Safeguarding Children

In addition to informing the main Commissioning PCT, significant child protection concerns are to be reported to the appropriate Local Safeguarding Children's Board (LSCB) by the Trust representative.

Safeguarding Adults

The protection of vulnerable people is one of the most important tasks facing social and health care services. Awareness of adult abuse has received more growing attention from the public, the media and voluntary and statutory agencies over recent years. However, there is still much for agencies commissioning and providing services to vulnerable adults to do, in order to raise the profile of adult protection.

Ministry of Defence Hospital Unit (MDHU)

The Risk Management Department will inform the Commanding Officer or Officer Commanding Nursing where any military personnel are involved in a clinical adverse event that causes, or near miss that could have caused, significant harm to a patient.
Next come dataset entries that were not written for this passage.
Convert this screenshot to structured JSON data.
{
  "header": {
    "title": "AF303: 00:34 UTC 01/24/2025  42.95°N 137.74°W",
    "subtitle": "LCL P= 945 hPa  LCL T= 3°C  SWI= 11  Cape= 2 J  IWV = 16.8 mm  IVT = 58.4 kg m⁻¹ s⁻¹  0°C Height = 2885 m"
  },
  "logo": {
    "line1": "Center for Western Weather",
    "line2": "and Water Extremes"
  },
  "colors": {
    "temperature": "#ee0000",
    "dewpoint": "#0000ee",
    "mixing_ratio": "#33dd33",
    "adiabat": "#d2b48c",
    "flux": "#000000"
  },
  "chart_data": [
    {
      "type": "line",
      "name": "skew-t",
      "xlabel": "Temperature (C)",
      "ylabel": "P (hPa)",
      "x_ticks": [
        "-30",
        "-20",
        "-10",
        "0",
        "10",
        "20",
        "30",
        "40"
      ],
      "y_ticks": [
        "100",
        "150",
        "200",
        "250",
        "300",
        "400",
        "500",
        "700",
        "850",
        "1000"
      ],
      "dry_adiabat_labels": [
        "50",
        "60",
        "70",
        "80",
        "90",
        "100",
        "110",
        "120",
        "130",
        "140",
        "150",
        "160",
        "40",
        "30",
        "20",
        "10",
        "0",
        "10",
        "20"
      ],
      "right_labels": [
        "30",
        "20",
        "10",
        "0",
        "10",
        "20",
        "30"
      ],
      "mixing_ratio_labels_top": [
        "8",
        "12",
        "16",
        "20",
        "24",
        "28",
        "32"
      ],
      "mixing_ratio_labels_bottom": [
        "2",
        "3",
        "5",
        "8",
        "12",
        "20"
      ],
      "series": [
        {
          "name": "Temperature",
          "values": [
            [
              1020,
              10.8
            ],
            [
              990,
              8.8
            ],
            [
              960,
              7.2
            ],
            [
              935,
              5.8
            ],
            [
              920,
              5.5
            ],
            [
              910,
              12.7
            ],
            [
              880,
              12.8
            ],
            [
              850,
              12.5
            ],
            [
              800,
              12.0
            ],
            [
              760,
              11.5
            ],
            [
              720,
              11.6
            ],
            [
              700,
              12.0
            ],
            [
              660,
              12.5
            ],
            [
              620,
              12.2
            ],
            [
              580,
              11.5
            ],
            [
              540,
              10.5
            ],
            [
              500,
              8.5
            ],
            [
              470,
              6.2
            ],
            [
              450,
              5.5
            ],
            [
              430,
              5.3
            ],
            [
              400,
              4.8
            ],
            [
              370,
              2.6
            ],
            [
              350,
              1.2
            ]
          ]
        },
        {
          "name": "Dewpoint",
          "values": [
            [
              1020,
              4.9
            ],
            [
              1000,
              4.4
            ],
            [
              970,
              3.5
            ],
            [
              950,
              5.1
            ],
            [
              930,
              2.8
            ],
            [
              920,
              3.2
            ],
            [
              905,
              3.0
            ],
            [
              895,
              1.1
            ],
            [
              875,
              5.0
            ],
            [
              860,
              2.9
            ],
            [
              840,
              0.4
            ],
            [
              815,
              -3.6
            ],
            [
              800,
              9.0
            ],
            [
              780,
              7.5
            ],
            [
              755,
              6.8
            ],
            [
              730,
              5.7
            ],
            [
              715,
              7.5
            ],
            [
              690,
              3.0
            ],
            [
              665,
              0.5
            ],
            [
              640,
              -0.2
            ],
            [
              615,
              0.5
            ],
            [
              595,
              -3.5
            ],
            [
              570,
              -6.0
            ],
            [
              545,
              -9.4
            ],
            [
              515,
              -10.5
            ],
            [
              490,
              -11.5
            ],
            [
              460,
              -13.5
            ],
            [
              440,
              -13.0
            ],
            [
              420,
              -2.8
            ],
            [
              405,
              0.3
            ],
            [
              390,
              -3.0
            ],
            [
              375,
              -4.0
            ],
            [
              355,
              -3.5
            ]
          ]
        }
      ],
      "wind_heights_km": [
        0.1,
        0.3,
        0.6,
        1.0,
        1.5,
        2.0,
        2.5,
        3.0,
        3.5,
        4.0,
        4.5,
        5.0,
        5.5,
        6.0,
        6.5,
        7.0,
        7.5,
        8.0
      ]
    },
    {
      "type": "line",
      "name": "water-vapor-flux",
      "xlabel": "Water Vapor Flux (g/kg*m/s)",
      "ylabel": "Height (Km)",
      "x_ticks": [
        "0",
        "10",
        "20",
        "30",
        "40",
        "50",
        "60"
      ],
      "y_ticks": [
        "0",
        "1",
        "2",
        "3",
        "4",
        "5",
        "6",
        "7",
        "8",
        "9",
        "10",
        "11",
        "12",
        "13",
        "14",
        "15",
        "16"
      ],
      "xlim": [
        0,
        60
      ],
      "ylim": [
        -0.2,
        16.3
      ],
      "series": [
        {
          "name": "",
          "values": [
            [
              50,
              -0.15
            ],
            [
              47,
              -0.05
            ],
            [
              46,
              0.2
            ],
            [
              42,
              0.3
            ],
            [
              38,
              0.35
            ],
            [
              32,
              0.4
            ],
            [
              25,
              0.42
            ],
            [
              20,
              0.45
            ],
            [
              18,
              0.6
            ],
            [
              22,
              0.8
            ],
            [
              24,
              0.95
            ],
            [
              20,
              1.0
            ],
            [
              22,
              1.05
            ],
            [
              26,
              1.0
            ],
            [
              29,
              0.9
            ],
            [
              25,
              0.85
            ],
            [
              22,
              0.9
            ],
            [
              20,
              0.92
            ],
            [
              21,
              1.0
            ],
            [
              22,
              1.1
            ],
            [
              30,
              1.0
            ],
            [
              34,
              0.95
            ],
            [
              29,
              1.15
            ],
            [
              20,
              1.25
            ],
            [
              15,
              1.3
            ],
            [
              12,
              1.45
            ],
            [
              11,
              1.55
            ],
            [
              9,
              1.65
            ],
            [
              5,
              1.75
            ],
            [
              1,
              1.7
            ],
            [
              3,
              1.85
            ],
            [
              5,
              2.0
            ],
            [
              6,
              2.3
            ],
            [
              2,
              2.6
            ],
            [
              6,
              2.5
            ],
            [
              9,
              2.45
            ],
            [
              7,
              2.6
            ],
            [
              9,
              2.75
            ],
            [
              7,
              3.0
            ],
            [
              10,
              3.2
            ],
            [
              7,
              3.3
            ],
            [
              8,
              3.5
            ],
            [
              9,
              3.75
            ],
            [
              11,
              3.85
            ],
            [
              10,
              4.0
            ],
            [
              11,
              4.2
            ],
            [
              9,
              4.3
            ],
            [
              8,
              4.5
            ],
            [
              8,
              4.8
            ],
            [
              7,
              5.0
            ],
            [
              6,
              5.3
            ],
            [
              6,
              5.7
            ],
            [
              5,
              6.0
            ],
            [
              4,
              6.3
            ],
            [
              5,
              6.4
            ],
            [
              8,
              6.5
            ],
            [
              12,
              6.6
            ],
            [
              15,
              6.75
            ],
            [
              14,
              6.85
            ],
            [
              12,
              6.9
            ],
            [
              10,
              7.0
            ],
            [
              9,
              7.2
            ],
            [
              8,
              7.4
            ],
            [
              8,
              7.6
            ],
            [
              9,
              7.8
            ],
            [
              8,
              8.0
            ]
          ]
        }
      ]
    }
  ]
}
National Patient Safety Agency (NPSA)

The Risk Management Department will transmit an electronic report of all patient safety adverse events and near misses to the NPSA on a daily basis (normal office days only).

Health & Safety Executive (HSE)

Reporting of Injuries, Diseases and Dangerous Occurrence Regulations 1995 (RIDDOR). RIDDOR is explained in full detail in the adverse event and near miss reporting code of practice. RIDDORS will be reported by the Health and Safety Team.

Fatalities – work place fatalities (staff and contractors, or exceptionally visitors or patients where the death was caused by Trust or contractors working systems) must be reported immediately via the Risk Management Department or the Health and Safety Department to the HSE.

Unexpected Patient Deaths

The treating consultant (or his/her medical team) is responsible for ensuring the Police or the Coroner's Office is immediately informed of any unexpected deaths. Legal Services and Risk Management Departments should be informed as soon as is reasonably practicable.

NHS Litigation Authority (NHSLA)

All communications to and from the NHSLA in relation to claims or other potential or proposed legal action will be via the Legal Services Department.

Centre for Communicable Diseases Control (CCDC)

Reports to the CDCC will be via the Infection Control Team.

Criminal Activity

Non-clinical crimes (theft, assault, etc) will normally be reported to the Police through the Duty Manager's office or through the Trust Local Security Management Specialist. In exception, any member of staff may report direct to the Police.

Medicines and Healthcare products Regulatory Agency (MHRA)

Full instructions for reporting of adverse reactions to drugs and defective medicines will be available to staff. The Medical Equipment Manager is the central alerting system (CAS) liaison officer for the Trust. All safety alerts and associated reports are managed through the CAS Officer.

Serious Hazards of Transfusion (SHOT)

The Haematology Manager provides all SHOT returns via Serious Adverse Blood Reactions and Events (SABRE).

NHS Estates (Fires)

The Fire Safety Officer will notify fires to the Department of Health Estates.

Environment Agency

Environment incidents and the subsequent reports will be made by a Facilities Manager or the Risk Management Department to the appropriate Environment Agency office.